空気が重く、冷たい風が俺を包み込んでいる。

空を裂くような轟音が響き渡り、リヴォールの闇魔法と炎の力が交錯する。

激しい戦闘が続く中、俺の体には疲労が蓄積していた。

リヴォールの攻撃は一層激しく、攻防が繰り広げられていく。

彼の魔力の波動が空間を歪め、周囲の環境さえも脅かしていた。


「修羅、リヴォールの力が増している。何とかしないと、お前の体力が持たない。」神威の冷徹な声が響く。

俺の意識が遠のきそうな中で、その言葉が支えとなる。


「分かってる……だが、どうすればいい?」俺は息を呑み、リヴォールの攻撃をかわしながらその答えを探していた。

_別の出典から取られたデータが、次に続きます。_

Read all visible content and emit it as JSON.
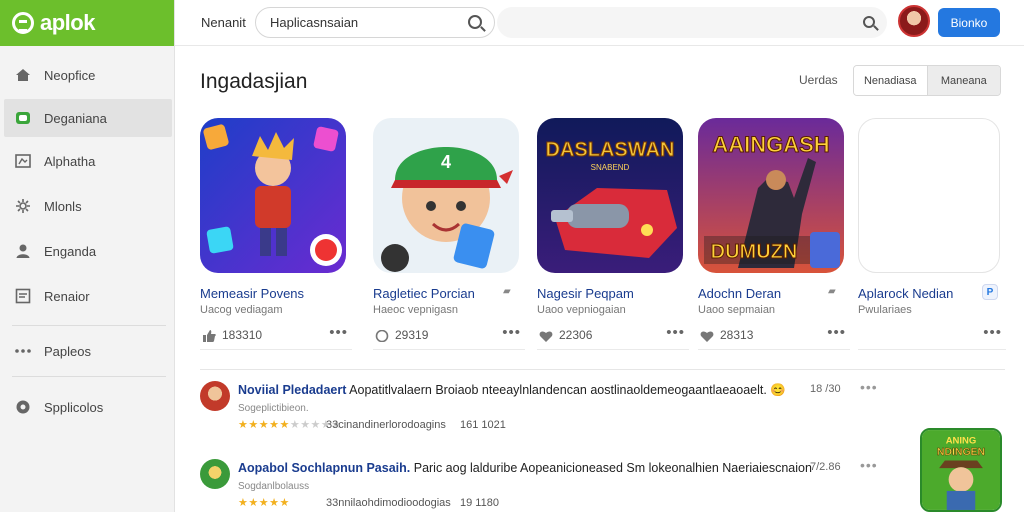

その時、俺の目に留まったのは、手元にある魔石だった。

これまで何度も俺を助けてくれた魔石。

だが、今こそ、これを使わなければならない瞬間だ。

神威の力を引き出すために。


「神威、頼む。お前の力を貸してくれ!」俺は魔石を手に取り、神威に向けて放った。


「それを……俺に食わせろ。」神威の答えが脳裏に響く。

躊躇う暇はない。

魔石を神威に献上するイメージを思い浮かべると、魔石は消滅した。


その瞬間、神威の力が一気に俺の中に流れ込んでくるのを感じた。


狂暴な魔力が俺の体を駆け巡り、黒炎の霊刃が一層強力なものへと変貌していく。

熱い、激しい、圧倒的な力が俺の中で渦巻く。

その感覚は、まるで地の底から力を引き上げてくるような、暴力的でありながらもどこか陶酔的だった。

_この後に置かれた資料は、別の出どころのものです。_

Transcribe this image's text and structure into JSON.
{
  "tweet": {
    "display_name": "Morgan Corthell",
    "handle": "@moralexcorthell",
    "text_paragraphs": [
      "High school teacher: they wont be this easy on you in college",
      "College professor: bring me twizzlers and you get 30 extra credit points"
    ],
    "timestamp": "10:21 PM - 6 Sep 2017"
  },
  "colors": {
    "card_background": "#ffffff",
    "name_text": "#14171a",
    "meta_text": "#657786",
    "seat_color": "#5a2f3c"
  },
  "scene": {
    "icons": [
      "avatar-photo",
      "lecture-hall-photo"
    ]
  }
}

「これで……行ける。」俺は息を吐き、再び霊刃を握り直す。

その刃先からは、これまでにないほどの圧倒的な魔力が放たれる。


リヴォールがその変化に気づき、目を見開いた。

その目に、わずかな驚きが宿る。

その瞬間、彼の体から放たれる魔力がさらに強烈になり、周囲の空気が歪むような感覚が伝わってきた。


「来るか……!」俺は覚悟を決め、黒炎の霊刃を構えた。

リヴォールが一歩踏み出すと、空気が震え、闇と炎の波動が渦巻き始める。

俺の中に流れる神威の力がその波動に反応し、さらに強力な魔力が俺の手から放たれる。


リヴォールはその力を前に一瞬ためらうが、すぐに反撃の姿勢を取る。

炎と闇が交錯し、周囲の空間がまるで引き裂かれるように歪み始める。

だが、今の俺には恐れはない。

神威の力が、俺を支え、戦いの力を与えてくれている。


「これが……お前の力か。」俺は静かに呟く。

神威の力が完全に目覚め、黒炎の霊刃がリヴォールに向かって放たれる。

刃は空間を切り裂き、リヴォールの防御を突破していく。

だが、リヴォールもまたその力を持っている。

激しい攻防が繰り広げられ、どちらが勝つか分からないほどの戦いが続く。


「全力を出すんだ」神威の声がさらに力強く響く。

その言葉が俺の心を奮い立たせ、再び黒炎の霊刃を振り上げる。


リヴォールの攻撃をかわしながら、俺は一気に前へ出る。

神威の力を完全に引き出し、魔法の力が全身を駆け巡り、俺の動きは一層速く、強くなった。

その力をもって、リヴォールに立ち向かう。


「お前の力…俺には届かない。」俺は冷徹に言い放ち、リヴォールの防御を打破するために、さらに強力な一撃を放った。